Terdampak Covid-19, Apa Perlu Korban PHK Digaji Pemerintah?

Di sini lah negara harus hadir. Sebagaimana amanat konstitusi, setiap warga negara berhak atas pekerjaan dan penghidupan yang layak bagi kemanusiaan.
Salah satu opsi yang bisa dipertimbangkan adalah memberi bantuan kepada para korban Pemutusan Hubungan Kerja (PHK). Sejumlah negara sudah lama melakukannya.
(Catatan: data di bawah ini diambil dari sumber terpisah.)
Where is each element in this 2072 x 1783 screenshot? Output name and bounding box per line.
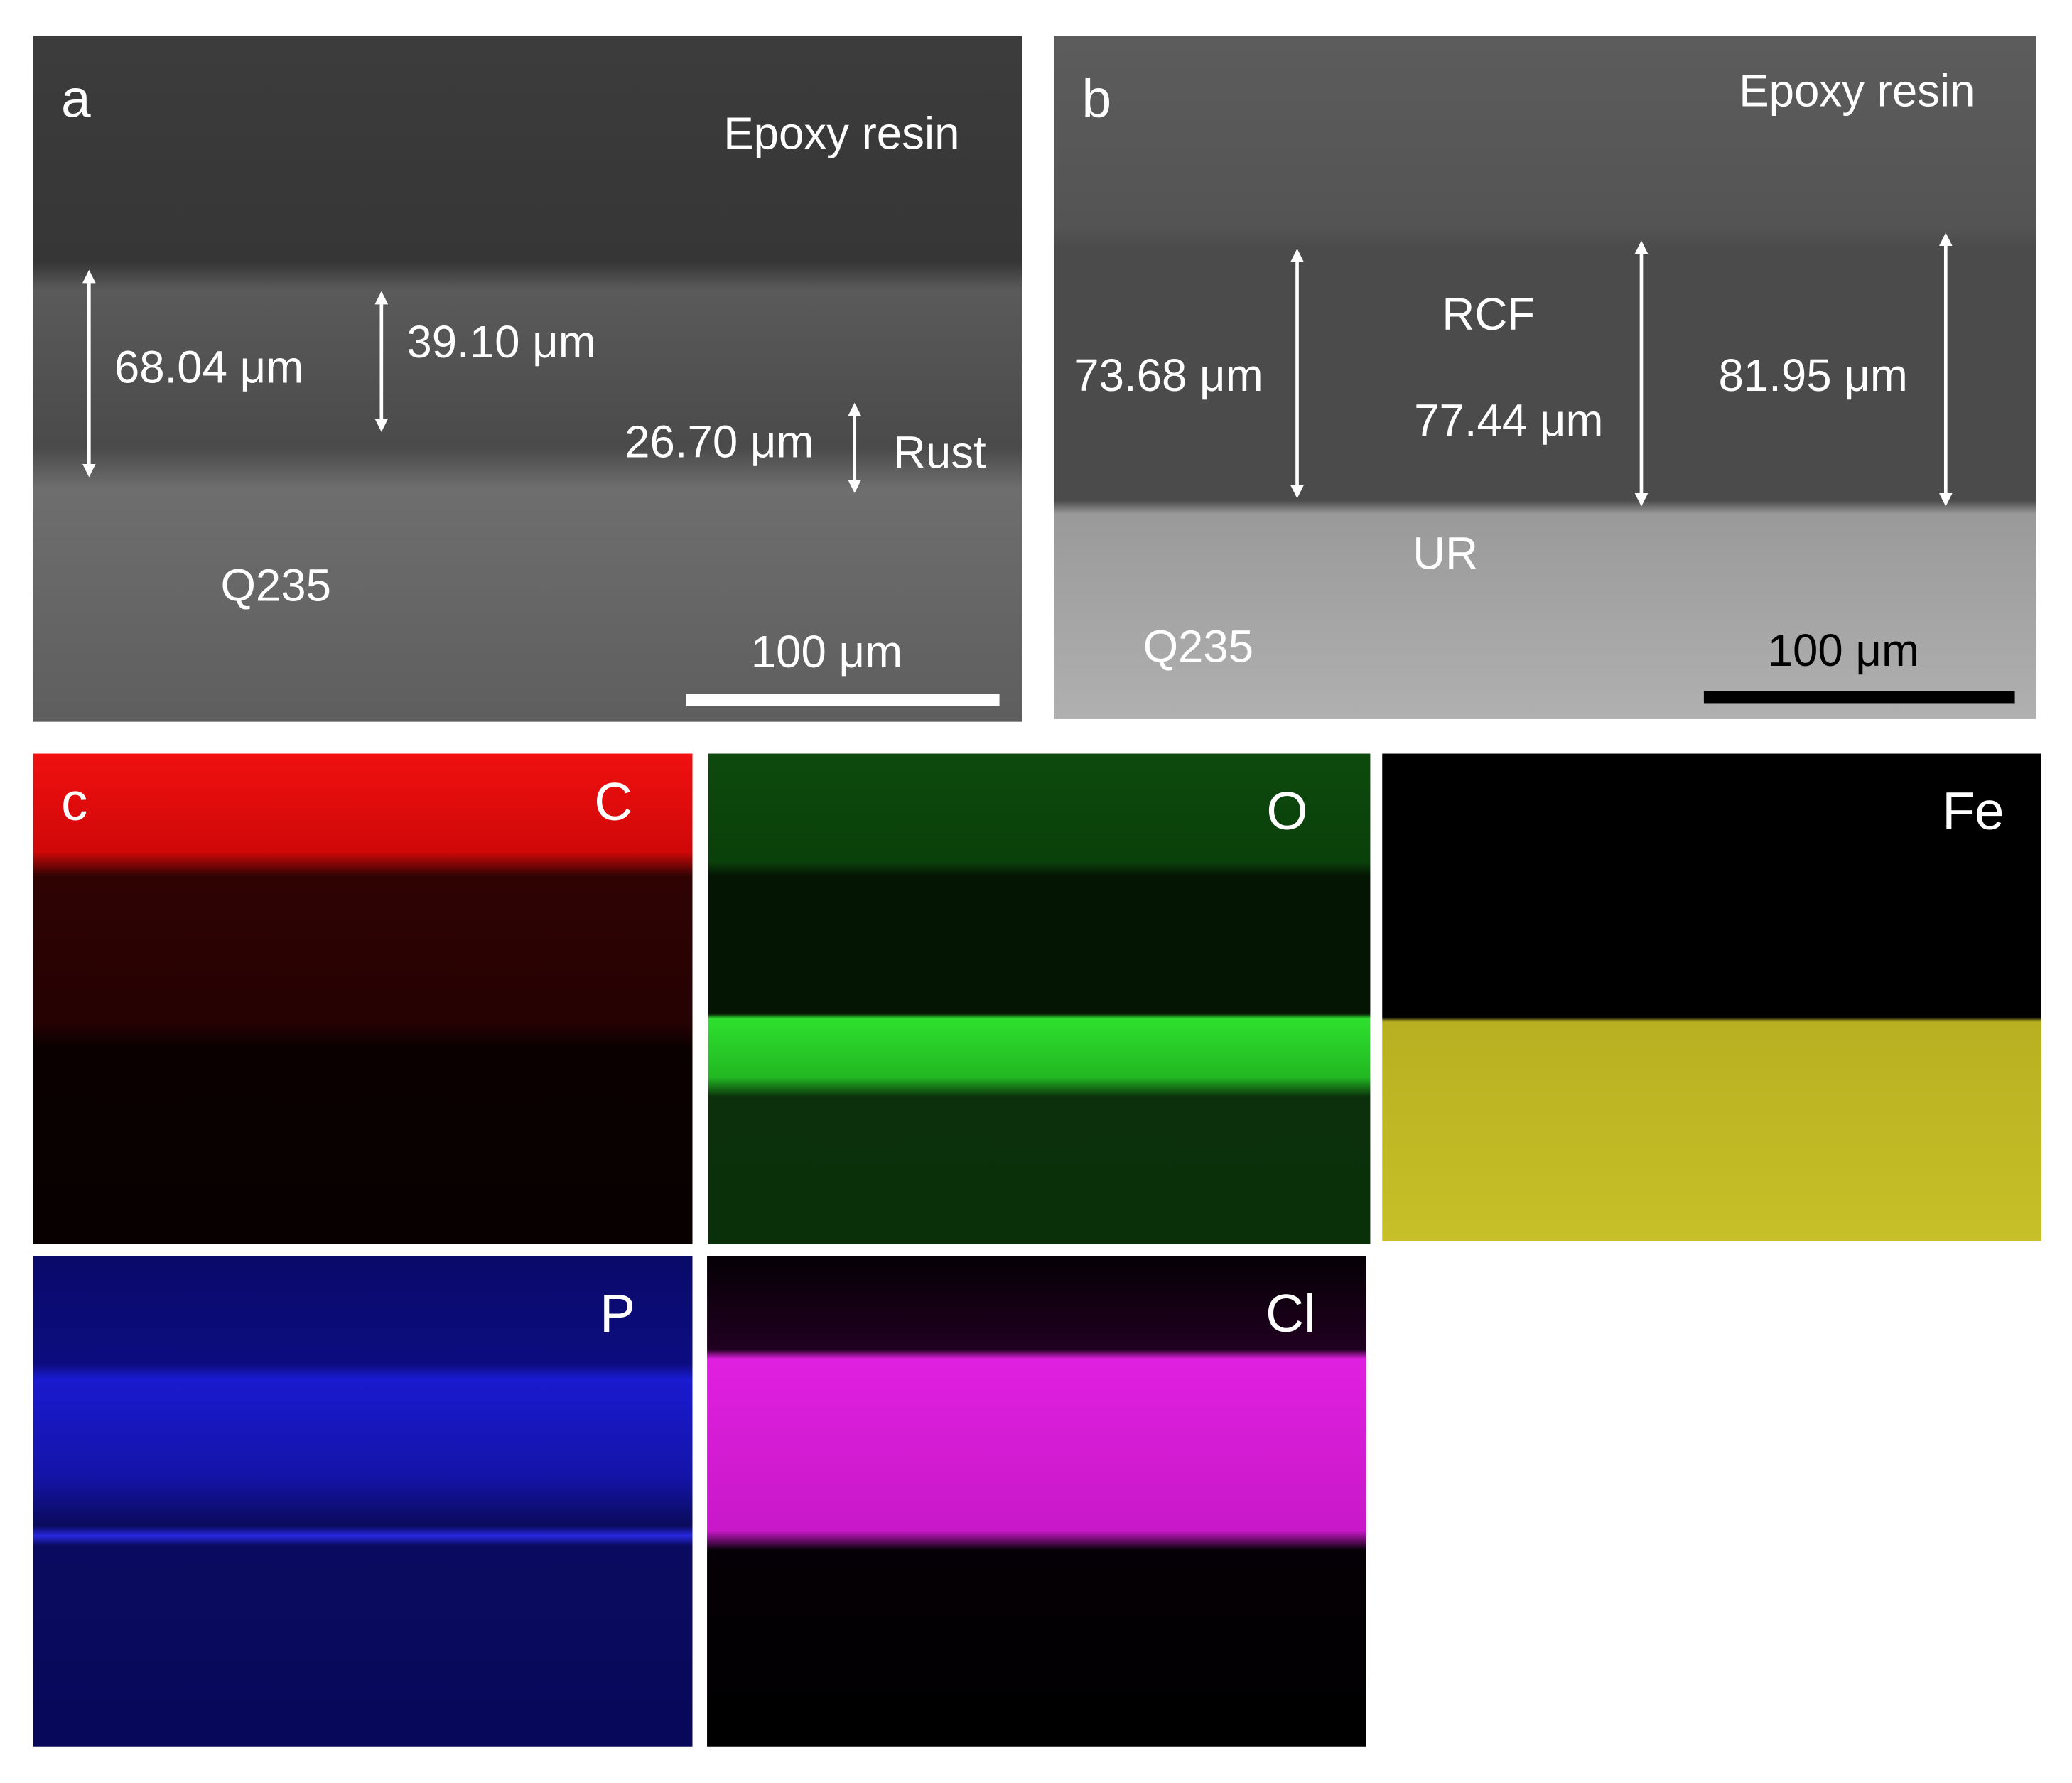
panel-c: c C O Fe P Cl: [33, 753, 2041, 1747]
map-p: [33, 1256, 693, 1747]
map-fe: [1382, 753, 2041, 1241]
sem-image: [33, 36, 1022, 722]
layer-label: Q235: [1143, 621, 1254, 672]
layer-label: Q235: [220, 560, 331, 610]
layer-label: Rust: [893, 427, 986, 478]
element-label: Cl: [1266, 1283, 1316, 1343]
panel-label: c: [61, 772, 87, 831]
map-cl: [707, 1256, 1366, 1747]
panel-label: a: [61, 69, 91, 129]
sem-image: [1054, 36, 2036, 719]
element-label: O: [1266, 781, 1307, 841]
layer-label: RCF: [1442, 289, 1535, 340]
measurement: 39.10 μm: [406, 317, 595, 367]
measurement: 77.44 μm: [1414, 396, 1603, 446]
map-o: [708, 753, 1371, 1244]
scale-bar-label: 100 μm: [1768, 625, 1919, 676]
element-label: C: [594, 772, 632, 831]
layer-label: UR: [1413, 529, 1478, 579]
map-c: [33, 753, 693, 1244]
measurement: 68.04 μm: [114, 343, 303, 393]
scale-bar-label: 100 μm: [751, 627, 902, 677]
measurement: 26.70 μm: [625, 416, 814, 467]
layer-label: Epoxy resin: [723, 108, 959, 158]
panel-label: b: [1082, 69, 1112, 129]
measurement: 73.68 μm: [1074, 350, 1263, 401]
layer-label: Epoxy resin: [1739, 66, 1975, 117]
element-label: P: [600, 1283, 635, 1343]
panel-a: a Epoxy resin 68.04 μm 39.10 μm 26.70 μm…: [33, 36, 1022, 722]
element-label: Fe: [1942, 781, 2004, 841]
panel-b: b Epoxy resin RCF 73.68 μm 77.44 μm 81.9…: [1054, 36, 2036, 719]
scale-bar: [686, 694, 1000, 706]
scale-bar: [1703, 691, 2015, 704]
measurement: 81.95 μm: [1718, 350, 1907, 401]
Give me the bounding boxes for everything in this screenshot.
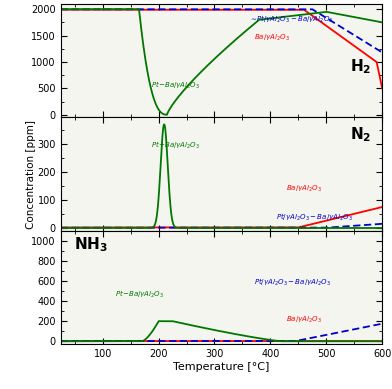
Text: $Pt\!-\!Ba/\gamma Al_2O_3$: $Pt\!-\!Ba/\gamma Al_2O_3$ <box>151 80 200 91</box>
Text: $\mathbf{NH_3}$: $\mathbf{NH_3}$ <box>74 235 108 254</box>
Text: $\sim\!Pt/\gamma Al_2O_3 - Ba/\gamma Al_2O_3$: $\sim\!Pt/\gamma Al_2O_3 - Ba/\gamma Al_… <box>249 14 333 25</box>
Text: $\mathbf{N_2}$: $\mathbf{N_2}$ <box>350 125 371 144</box>
Text: $Pt/\gamma Al_2O_3 - Ba/\gamma Al_2O_3$: $Pt/\gamma Al_2O_3 - Ba/\gamma Al_2O_3$ <box>254 277 330 289</box>
X-axis label: Temperature [°C]: Temperature [°C] <box>173 362 270 372</box>
Text: $Ba/\gamma Al_2O_3$: $Ba/\gamma Al_2O_3$ <box>254 33 290 44</box>
Text: $Ba/\gamma Al_2O_3$: $Ba/\gamma Al_2O_3$ <box>286 315 322 325</box>
Y-axis label: Concentration [ppm]: Concentration [ppm] <box>26 119 36 229</box>
Text: $Pt\!-\!Ba/\gamma Al_2O_3$: $Pt\!-\!Ba/\gamma Al_2O_3$ <box>151 140 200 151</box>
Text: $Pt/\gamma Al_2O_3 - Ba/\gamma Al_2O_3$: $Pt/\gamma Al_2O_3 - Ba/\gamma Al_2O_3$ <box>276 212 353 223</box>
Text: $Pt\!-\!Ba/\gamma Al_2O_3$: $Pt\!-\!Ba/\gamma Al_2O_3$ <box>115 289 165 300</box>
Text: $Ba/\gamma Al_2O_3$: $Ba/\gamma Al_2O_3$ <box>286 184 322 194</box>
Text: $\mathbf{H_2}$: $\mathbf{H_2}$ <box>350 57 371 75</box>
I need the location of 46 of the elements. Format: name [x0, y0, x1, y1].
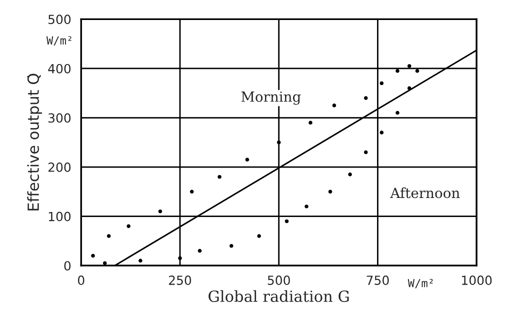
y-tick-label: 100: [48, 212, 71, 222]
point: [257, 234, 261, 238]
x-tick-label: 500: [268, 276, 290, 285]
x-tick-label: 750: [366, 276, 389, 285]
text: W/m²: [408, 278, 433, 288]
point: [245, 158, 250, 162]
point: [229, 244, 234, 248]
point: [364, 150, 368, 154]
x-axis-title: Global radiation G: [208, 290, 349, 302]
x-tick-label: 1000: [462, 276, 492, 285]
point: [328, 190, 332, 194]
y-tick-label: 200: [48, 162, 71, 172]
point: [158, 209, 162, 214]
point: [348, 172, 352, 176]
point: [284, 219, 289, 224]
point: [396, 69, 400, 73]
y-tick-label: 400: [48, 64, 71, 74]
x-tick-label: 0: [78, 276, 84, 285]
point: [218, 175, 222, 179]
point: [380, 130, 384, 134]
y-tick-label: 500: [48, 14, 71, 24]
point: [380, 81, 384, 86]
point: [138, 258, 142, 263]
y-tick-label: 0: [64, 261, 71, 271]
point: [102, 261, 107, 266]
point: [304, 204, 308, 208]
point: [396, 110, 400, 115]
annotation: Morning: [241, 91, 301, 105]
text: W/m²: [46, 36, 72, 46]
point: [407, 64, 412, 68]
point: [407, 86, 412, 90]
x-tick-label: 250: [168, 276, 192, 285]
point: [332, 104, 336, 108]
point: [364, 96, 368, 100]
y-tick-label: 300: [48, 113, 71, 123]
annotation: Afternoon: [390, 187, 460, 198]
point: [308, 120, 312, 125]
point: [106, 234, 111, 238]
point: [91, 254, 95, 258]
y-axis-title: Effective output Q̇: [27, 74, 42, 210]
point: [126, 224, 130, 228]
point: [415, 69, 420, 73]
point: [178, 256, 182, 260]
point: [198, 248, 202, 253]
point: [276, 140, 281, 144]
point: [190, 190, 194, 194]
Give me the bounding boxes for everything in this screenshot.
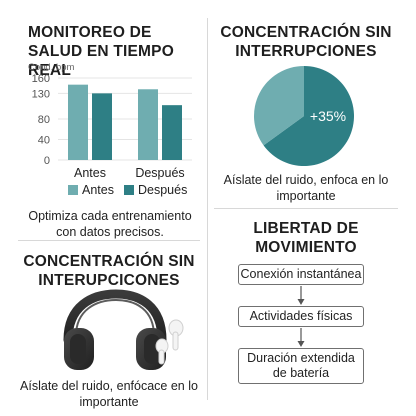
flow-step-activities: Actividades físicas — [238, 306, 364, 327]
x-category-label: Antes — [74, 166, 106, 180]
focus-product-panel-caption: Aíslate del ruido, enfócace en lo import… — [20, 379, 198, 409]
arrow-down-icon — [297, 286, 305, 305]
focus-panel-caption: Aíslate del ruido, enfoca en lo importan… — [223, 173, 389, 203]
freedom-panel-title: LIBERTAD DE MOVIMIENTO — [253, 220, 359, 256]
vertical-divider — [207, 18, 208, 400]
pie-percent-label: +35% — [310, 108, 346, 124]
left-horizontal-divider — [18, 240, 200, 241]
y-tick-label: 130 — [32, 88, 50, 100]
bar-antes-antes — [68, 84, 88, 160]
legend-label: Después — [138, 183, 187, 197]
bar-antes-después — [92, 93, 112, 160]
headphones-and-earbuds-icon — [63, 289, 184, 370]
health-panel-title: MONITOREO DE SALUD EN TIEMPO REAL — [28, 24, 174, 79]
pie-slice-0 — [263, 66, 354, 166]
legend-swatch — [68, 185, 78, 195]
right-horizontal-divider — [214, 208, 398, 209]
x-category-label: Después — [135, 166, 184, 180]
y-tick-label: 0 — [44, 155, 50, 167]
y-tick-label: 80 — [38, 114, 50, 126]
bpm-bar-chart: Cond. bpm 0 40 80 130 160 Antes Después Antes… — [28, 62, 192, 197]
legend-swatch — [124, 185, 134, 195]
focus-panel-title: CONCENTRACIÓN SIN INTERRUPCIONES — [220, 24, 392, 60]
y-axis-label: Cond. bpm — [28, 62, 75, 73]
bar-después-antes — [138, 89, 158, 160]
y-tick-label: 160 — [32, 73, 50, 85]
flow-step-battery: Duración extendida de batería — [238, 348, 364, 384]
noise-pie-chart: +35% — [254, 66, 354, 166]
bar-después-después — [162, 105, 182, 160]
flow-step-connection: Conexión instantánea — [238, 264, 364, 285]
health-panel-caption: Optimiza cada entrenamiento con datos pr… — [28, 209, 192, 239]
pie-slice-1 — [254, 66, 304, 146]
legend-label: Antes — [82, 183, 114, 197]
focus-product-panel-title: CONCENTRACIÓN SIN INTERUPCICONES — [23, 253, 195, 289]
arrow-down-icon — [297, 328, 305, 347]
y-tick-label: 40 — [38, 135, 50, 147]
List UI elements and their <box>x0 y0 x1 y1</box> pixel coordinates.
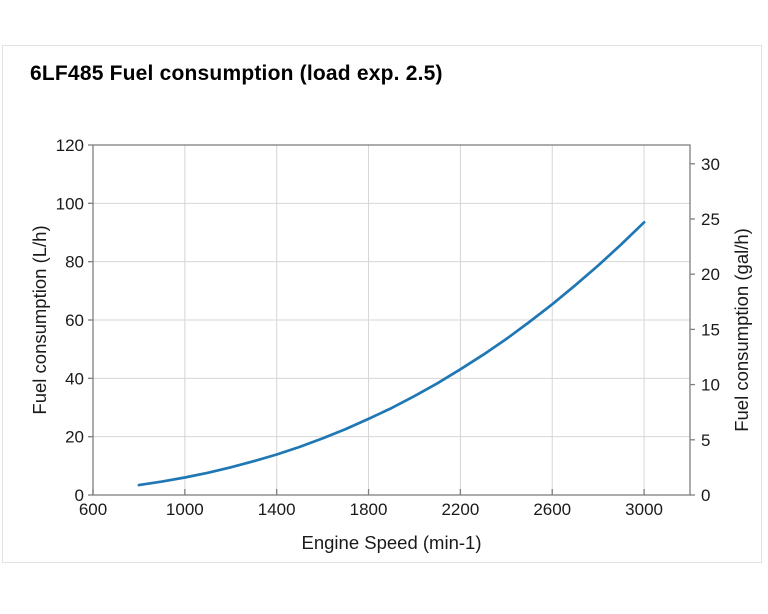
x-tick-label: 1800 <box>350 500 388 519</box>
left-tick-label: 120 <box>56 136 84 155</box>
left-tick-label: 20 <box>65 428 84 447</box>
left-tick-label: 40 <box>65 369 84 388</box>
right-tick-label: 20 <box>701 265 720 284</box>
left-tick-label: 0 <box>75 486 84 505</box>
right-tick-label: 5 <box>701 431 710 450</box>
right-axis-title: Fuel consumption (gal/h) <box>731 228 752 432</box>
x-tick-label: 3000 <box>625 500 663 519</box>
chart-card <box>2 45 762 563</box>
right-tick-label: 30 <box>701 155 720 174</box>
right-tick-label: 10 <box>701 376 720 395</box>
tick-labels: 0 20 40 60 80 100 120 0 5 10 15 20 25 30 600 1000 1400 18… <box>56 136 720 519</box>
chart-title: 6LF485 Fuel consumption (load exp. 2.5) <box>30 62 443 85</box>
left-axis-title: Fuel consumption (L/h) <box>29 225 50 414</box>
x-tick-label: 2200 <box>441 500 479 519</box>
left-tick-label: 60 <box>65 311 84 330</box>
x-axis-title: Engine Speed (min-1) <box>302 532 482 553</box>
x-tick-label: 1000 <box>166 500 204 519</box>
left-tick-label: 80 <box>65 253 84 272</box>
x-tick-label: 1400 <box>258 500 296 519</box>
right-tick-label: 25 <box>701 210 720 229</box>
fuel-curve <box>137 220 646 487</box>
axis-ticks <box>88 144 695 496</box>
x-tick-label: 2600 <box>533 500 571 519</box>
series-layer <box>137 220 646 487</box>
gridlines <box>93 145 690 495</box>
right-tick-label: 0 <box>701 486 710 505</box>
left-tick-label: 100 <box>56 194 84 213</box>
right-tick-label: 15 <box>701 320 720 339</box>
x-tick-label: 600 <box>79 500 107 519</box>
Contoh paling mudah adalah Amerika Serikat (AS), yang memberikan tunjangan pengangguran alias unemployment benefits. Program ini tertuang dalam Social Security Act of 1935.
Nilai unemployment benefits bervariasi di setiap negara bagian, tetapi rata-rata adalah US$ 450 (Rp 6,17 juta) per minggu. Sumber pendanaannya datang dari anggaran negara bagian dan pajak pemerintah pusat yang dibayarkan oleh dunia usaha.
ILO juga sudah memberi panduan umum jika sebuah negara ingin menerapkan program tunjangan kehilangan pekerjaan. Dalam Konvensi ILO 102, disebutkan bahwa jika sumber pendanaan program berasal dari iuran pekerja maka besarannya tidak boleh lebih dari 50%. Contoh, jika program jaminan kehilangan pekerjaan membutuhkan anggaran Rp 10 triliun, maka yang datang dari iuran pekerja tidak boleh lebih dari Rp 5 triliun.
Konvensi ILO 102 juga menyatakan bahwa besaran tunjangan kehilangan pekerjaan yang bisa diberikan adalah 45% dari gaji terakhir. Ini diubah dalam Konvensi ILO 168 menjadi minimal 50%.
Kemudian dalam Konvensi ILO 168 dikatakan bahwa jaminan kehilangan pekerjaan hanya bisa diberikan kepada mereka yang sudah pernah membayar iuran. Jangka waktunya bervariasi, tetapi panduan yang diberikan ILO adalah pernah membayar iuran selama 6-24 bulan.
Lalu dalam Konvensi ILO 102 juga mengatur tentang batasan waktu pemberian tunjangan, karena tentu tidak bisa diberikan selamanya. ILO memberi gambaran umum bahwa tunjangan kehilangan pekerjaan layak diberikan setidaknya 13 pekan dalam setahun.
Di negara-negara ASEAN, tunjangan bagi pengangguran bukan barang baru. Thailand, misalnya, sudah melaksanakan program ini sejak 2004.
Mereka yang berhak mendapatkan bantuan ini adalah pekerja yang pernah membayar iuran setidaknya enam kali. Perusahaan tempatnya bekerja juga harus terdaftar di Government Employment Service Office.
Tunjangan yang diterima oleh korban PHK di Negeri Gajah Putih bisa sampai 50% dari upah terakhirnya, yang bisa didapat sampai 180 hari dalam setahun. Sementara bagi orang yang menjadi pengangguran dengan sukarela (misalnya untuk merawat anggota keluarga yang sakit), bisa mendapat tunjangan 30% dari gaji terakhir selama maksimal 90 hari dalam setahun.
Negara ASEAN lainnya yaitu Vietnam juga telah menerapkan kebijakan serupa. Di Negeri Paman Ho, pemberian 'gaji' kepada korban PHK sudah dilakukan sejak 2010. Tidak hanya diberi bantuan uang tunai, pemerintah Vietnam juga menyediakan pelatihan vokasi dan mencarikan tempat pekerjaan yang baru.
Seperti di Thailand, sumber pembiayaan unemployment insurance di Vietnam berasal dari iuran pekerja dan pemberi kerja. Masing-masing dibebankan tarif 1% dari gaji.